O Caminho budista é gradual, se é verdade que nós também nos devemos adaptar para seguir o melhor possível os princípios budistas, também é verdade que o Budismo se adapta à maioria das realidades. Não está distante da nossa realidade. É para monges e monjas e para quem tem uma vida comum com os seus problemas inerentes.

“A pratica budista só tem sentido se é usada na vida diária.”
– Monge Genshô

Além do que foi referido acima, o Budismo também acolhe todos, independentemente do status social, raça, sexo, orientação sexual, ou qualquer outra característica.
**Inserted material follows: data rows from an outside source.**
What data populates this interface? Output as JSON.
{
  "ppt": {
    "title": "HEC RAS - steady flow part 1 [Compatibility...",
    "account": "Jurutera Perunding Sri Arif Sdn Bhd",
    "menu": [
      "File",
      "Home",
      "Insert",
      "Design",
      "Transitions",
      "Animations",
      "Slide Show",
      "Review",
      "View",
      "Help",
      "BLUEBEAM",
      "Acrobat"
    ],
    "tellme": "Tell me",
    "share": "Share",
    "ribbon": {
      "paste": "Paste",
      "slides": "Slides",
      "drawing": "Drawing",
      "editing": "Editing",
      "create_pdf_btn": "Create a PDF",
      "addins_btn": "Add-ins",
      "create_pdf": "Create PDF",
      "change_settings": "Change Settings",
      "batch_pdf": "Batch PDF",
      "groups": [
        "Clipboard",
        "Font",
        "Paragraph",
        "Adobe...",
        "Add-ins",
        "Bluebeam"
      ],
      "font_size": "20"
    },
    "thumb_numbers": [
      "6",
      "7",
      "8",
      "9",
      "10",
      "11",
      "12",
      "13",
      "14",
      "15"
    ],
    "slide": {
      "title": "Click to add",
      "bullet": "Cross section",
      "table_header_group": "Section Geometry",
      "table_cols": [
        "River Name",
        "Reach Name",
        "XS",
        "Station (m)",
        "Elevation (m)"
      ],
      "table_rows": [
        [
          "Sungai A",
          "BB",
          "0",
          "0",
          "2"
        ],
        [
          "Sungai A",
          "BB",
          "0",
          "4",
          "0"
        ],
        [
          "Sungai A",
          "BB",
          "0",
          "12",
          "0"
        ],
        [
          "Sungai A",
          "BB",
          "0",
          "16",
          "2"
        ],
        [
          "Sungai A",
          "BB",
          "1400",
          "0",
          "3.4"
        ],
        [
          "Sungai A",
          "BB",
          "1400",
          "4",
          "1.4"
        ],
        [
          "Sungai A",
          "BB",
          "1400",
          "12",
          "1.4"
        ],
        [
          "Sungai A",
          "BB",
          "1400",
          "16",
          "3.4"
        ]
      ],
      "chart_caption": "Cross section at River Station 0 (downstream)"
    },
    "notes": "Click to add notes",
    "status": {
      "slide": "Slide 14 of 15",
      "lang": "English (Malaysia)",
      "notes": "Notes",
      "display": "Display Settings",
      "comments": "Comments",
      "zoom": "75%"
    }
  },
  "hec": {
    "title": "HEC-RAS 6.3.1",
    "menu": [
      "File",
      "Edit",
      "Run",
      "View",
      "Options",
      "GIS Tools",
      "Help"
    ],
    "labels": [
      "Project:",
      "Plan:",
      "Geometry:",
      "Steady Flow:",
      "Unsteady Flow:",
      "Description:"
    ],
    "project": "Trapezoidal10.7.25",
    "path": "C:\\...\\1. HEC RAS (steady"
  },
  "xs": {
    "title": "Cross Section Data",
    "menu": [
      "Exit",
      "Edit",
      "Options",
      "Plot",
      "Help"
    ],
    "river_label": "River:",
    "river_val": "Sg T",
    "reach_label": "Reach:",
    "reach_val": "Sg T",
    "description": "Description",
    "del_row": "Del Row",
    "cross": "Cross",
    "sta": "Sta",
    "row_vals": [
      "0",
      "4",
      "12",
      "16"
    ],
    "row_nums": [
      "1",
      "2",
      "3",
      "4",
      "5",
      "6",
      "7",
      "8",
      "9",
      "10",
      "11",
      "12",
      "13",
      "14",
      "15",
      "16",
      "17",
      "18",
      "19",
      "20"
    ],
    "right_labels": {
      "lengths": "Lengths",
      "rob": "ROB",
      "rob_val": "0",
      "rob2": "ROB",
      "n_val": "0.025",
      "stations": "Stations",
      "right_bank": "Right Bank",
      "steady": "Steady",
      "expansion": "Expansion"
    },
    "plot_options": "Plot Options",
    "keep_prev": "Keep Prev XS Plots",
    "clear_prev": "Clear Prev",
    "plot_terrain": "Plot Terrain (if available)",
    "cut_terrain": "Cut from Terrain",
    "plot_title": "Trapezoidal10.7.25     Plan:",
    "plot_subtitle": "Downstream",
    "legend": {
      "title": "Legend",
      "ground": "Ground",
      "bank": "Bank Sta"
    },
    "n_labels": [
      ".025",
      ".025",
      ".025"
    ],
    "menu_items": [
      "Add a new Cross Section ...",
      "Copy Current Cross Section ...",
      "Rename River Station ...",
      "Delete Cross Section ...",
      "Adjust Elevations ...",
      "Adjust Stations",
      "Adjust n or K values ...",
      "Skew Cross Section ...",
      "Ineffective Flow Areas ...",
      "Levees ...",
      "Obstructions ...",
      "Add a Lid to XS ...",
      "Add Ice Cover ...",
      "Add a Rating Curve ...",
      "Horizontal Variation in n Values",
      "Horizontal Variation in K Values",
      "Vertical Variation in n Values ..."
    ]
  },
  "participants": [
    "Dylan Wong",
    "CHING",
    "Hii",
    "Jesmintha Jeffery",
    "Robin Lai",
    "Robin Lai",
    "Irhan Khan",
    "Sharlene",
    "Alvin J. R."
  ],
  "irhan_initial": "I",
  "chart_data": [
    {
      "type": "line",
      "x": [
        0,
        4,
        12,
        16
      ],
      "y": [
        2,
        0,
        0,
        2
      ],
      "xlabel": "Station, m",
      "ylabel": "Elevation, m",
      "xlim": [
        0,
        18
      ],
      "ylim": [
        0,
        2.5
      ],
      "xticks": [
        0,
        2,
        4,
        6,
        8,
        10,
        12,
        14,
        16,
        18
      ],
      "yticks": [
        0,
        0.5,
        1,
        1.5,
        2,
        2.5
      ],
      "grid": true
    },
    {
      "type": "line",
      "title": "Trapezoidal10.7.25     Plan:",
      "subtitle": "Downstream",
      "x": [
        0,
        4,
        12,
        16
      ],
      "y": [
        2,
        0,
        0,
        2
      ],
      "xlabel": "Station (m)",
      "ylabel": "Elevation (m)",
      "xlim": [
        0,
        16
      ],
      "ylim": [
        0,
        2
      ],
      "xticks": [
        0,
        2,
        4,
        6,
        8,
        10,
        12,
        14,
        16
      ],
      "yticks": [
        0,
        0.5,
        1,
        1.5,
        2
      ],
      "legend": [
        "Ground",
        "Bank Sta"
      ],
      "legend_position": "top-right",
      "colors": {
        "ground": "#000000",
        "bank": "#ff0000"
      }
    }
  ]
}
O Budismo também não pertence a uma cultura em particular, os ensinamentos do Buda são universais e qualquer pessoa os pode seguir independentemente do local onde nasceu e sem ter de cortar todas as suas raízes culturais e adotar a cultura de um país tradicionalmente budista.

Mas também é preciso frisar de que apesar do budismo ser para todos, ou quase todos, também não deve ser usado como uma etiqueta ou rótulo que colocamos só para podermos dizer que “somos budistas”. Podemos vivenciar e praticar o budismo de diferentes formas, mas quer sejamos um “atleta olímpico” ou um “atleta de fim de semana”, o budismo deve ser praticado adequadamente, se não pode tornar-se apenas numa forma de materialismo ou desvio espiritual.

“Se açougueiros podem se tornar praticantes; soldados, pescadores e prostitutas também podem. Na verdade, qualquer pessoa pode ser praticante budista porque, independentemente das suas condições e estilo de vida, nada pode impedir alguém de praticar o Dharma de Buda.”

“Podemos não ter nascido num país budista nem numa família budista, podemos não usar túnicas nem rapar a cabeça, podemos comer carne e idolatrar Eminem e Paris Hilton. Não é isso que nos impede de ser budistas.”